Almost feel Bridget Jones like documenting that it’s Day 6, I’ve lost 4 kilos (not telling you my starting weight though!) and have had a very healthy day of eating. Not a gin and tonic in sight – and it’s been a while on the alcohol front too. The temperature deregulation of yesterday has disappeared and I got to spend a few hours with my children today and it was quality time playing board games and baking bread (iso continues)
I also showed them the cognitive tests I’m doing 3 times a day. Cameron (16) and I shared the same baseline but Marlowe (13) shocked us both by hitting it out of the park – my baseline for the biogen app is 65 – I’ve managed to get up to 73 symbols numbered correctly in a 2 minute period but Marlowe did 95 on his first attempt having only seen his brother doing it once. I asked him how on earth he had done that and he said “it was easy Mummy I just memorised the key” (that’s 9 numbers and their relevant 9 symbols – I had no idea he could do this).

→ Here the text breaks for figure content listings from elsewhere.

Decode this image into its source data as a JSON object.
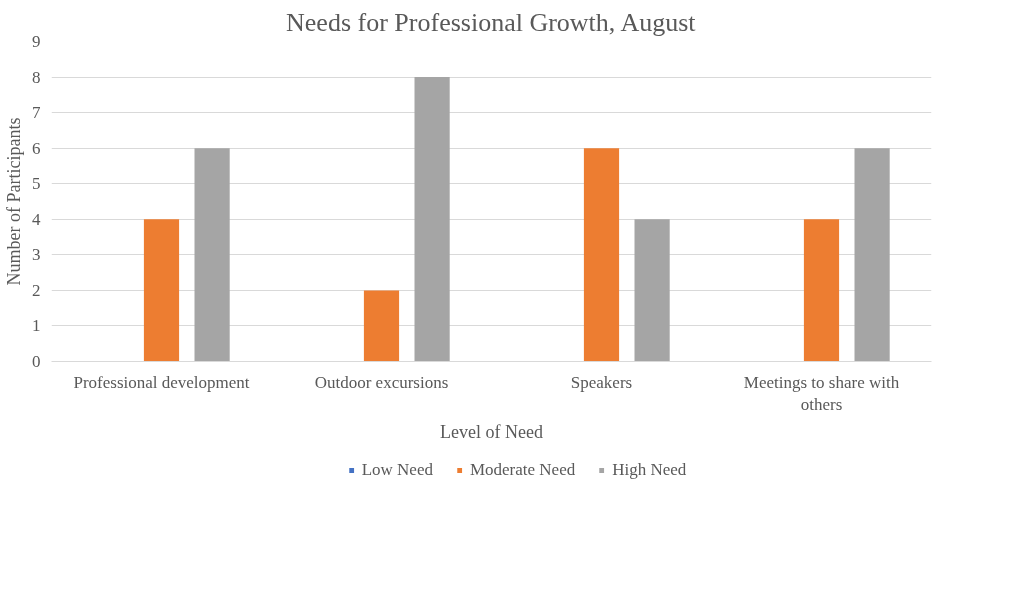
{
  "chart_data": {
    "type": "bar",
    "title": "Needs for Professional Growth, August",
    "xlabel": "Level of Need",
    "ylabel": "Number of Participants",
    "categories": [
      "Professional development",
      "Outdoor excursions",
      "Speakers",
      "Meetings to share with others"
    ],
    "series": [
      {
        "name": "Low Need",
        "color": "#4472c4",
        "values": [
          0,
          0,
          0,
          0
        ]
      },
      {
        "name": "Moderate Need",
        "color": "#ed7d31",
        "values": [
          4,
          2,
          6,
          4
        ]
      },
      {
        "name": "High Need",
        "color": "#a5a5a5",
        "values": [
          6,
          8,
          4,
          6
        ]
      }
    ],
    "ylim": [
      0,
      9
    ],
    "yticks": [
      0,
      1,
      2,
      3,
      4,
      5,
      6,
      7,
      8,
      9
    ],
    "grid": "y",
    "legend": "bottom"
  }
}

It was also a big day for the Leukaemia Foundation which received Federal Government Funding to continue the work of the Blood Cancer Taskforce, of which I’m a member. It came as our first strategic action plan was published. It’s been a great honour to sit with some of Australia’s best and brightest doctors and scientists with patients being given a strong voice at the table. I’ve directly benefited from the listing of 4 different drugs for CLL on the our Pharmaceutical Benefits Scheme by this government in the past 18 months alone – in fact $5 billion has been put towards funding blood cancer drugs on the PBS since 2013. The Morrison Government has also funded CAR-T at the Peter Mac, without that I couldn’t have done this trial so their commitment to patients couldn’t be clearer and I’m very grateful to the Health Minister the Hon Greg Hunt MP in particular. I know tireless campaigners such as Jan and Michael Rynne fighting for access to these therapies in places as far off as Ireland would love to be where we are in Australia today. It’s been wonderful to work with my friends Emily Forrest, Melanie Kelly, Tim Murphy and Catriona Rafael at the Leukaemia Foundation on this as well as my doctors.

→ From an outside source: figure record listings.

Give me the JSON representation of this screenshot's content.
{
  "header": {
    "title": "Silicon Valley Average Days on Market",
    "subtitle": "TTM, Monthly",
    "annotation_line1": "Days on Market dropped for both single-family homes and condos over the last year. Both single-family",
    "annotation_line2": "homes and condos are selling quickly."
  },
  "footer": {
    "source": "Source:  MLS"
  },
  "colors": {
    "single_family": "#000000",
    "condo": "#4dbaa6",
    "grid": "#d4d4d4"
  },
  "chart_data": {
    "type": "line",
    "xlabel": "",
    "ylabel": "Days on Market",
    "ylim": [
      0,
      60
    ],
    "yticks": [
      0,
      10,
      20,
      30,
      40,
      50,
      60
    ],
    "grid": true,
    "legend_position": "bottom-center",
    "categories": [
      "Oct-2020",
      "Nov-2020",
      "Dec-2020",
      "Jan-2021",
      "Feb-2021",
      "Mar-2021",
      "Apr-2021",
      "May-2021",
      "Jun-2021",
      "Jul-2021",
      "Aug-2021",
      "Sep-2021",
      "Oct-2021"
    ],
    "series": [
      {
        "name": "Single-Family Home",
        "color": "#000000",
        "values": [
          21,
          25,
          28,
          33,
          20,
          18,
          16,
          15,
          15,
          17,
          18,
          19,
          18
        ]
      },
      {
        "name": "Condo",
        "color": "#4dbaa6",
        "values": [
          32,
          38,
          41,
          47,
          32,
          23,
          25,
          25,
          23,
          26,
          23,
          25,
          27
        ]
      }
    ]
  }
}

You can find more about how we are aiming to reduce the number of unnecessary lives lost to blood cancer by 2035 here:
I’m back with Nicholas tonight and the children are back with their father Robert. I’m hoping I’ll be well enough to resume looking after them in the next couple of weeks but that might be pushing it. I asked Natasha if she was worried about it and she said no Mummy we’re fine – we’ve done this before and it was a lot worse when you were in England! Oh and look what arrived today – my Bluetooth blood pressure cuff, oximeter and thermometer – all set to monitor things if they start going in the wrong direction.
At the moment I have to be chauffeured everywhere as I can’t drive for the next 8 weeks because of the risk of seizure and I need to be with someone at all times for the first 28 days and I don’t want to put that on my children – they’ve got enough to worry about! It feels strange because I still feel completely normal, I’d like just a touch of a sniffle or something so I know the T-cells are growing. Mine are a bit younger than the ones that already have FDA approval so, in theory, the side effects may be delayed by a week or so too – if that’s the case Thursday this week might be when things start kicking off!
I’ll be at the Peter Mac tomorrow afternoon for a blood test, ECG and an appointment with my doctor Professor Con Tam so hopefully will know more about what is going on after that. You’ll hear it here first.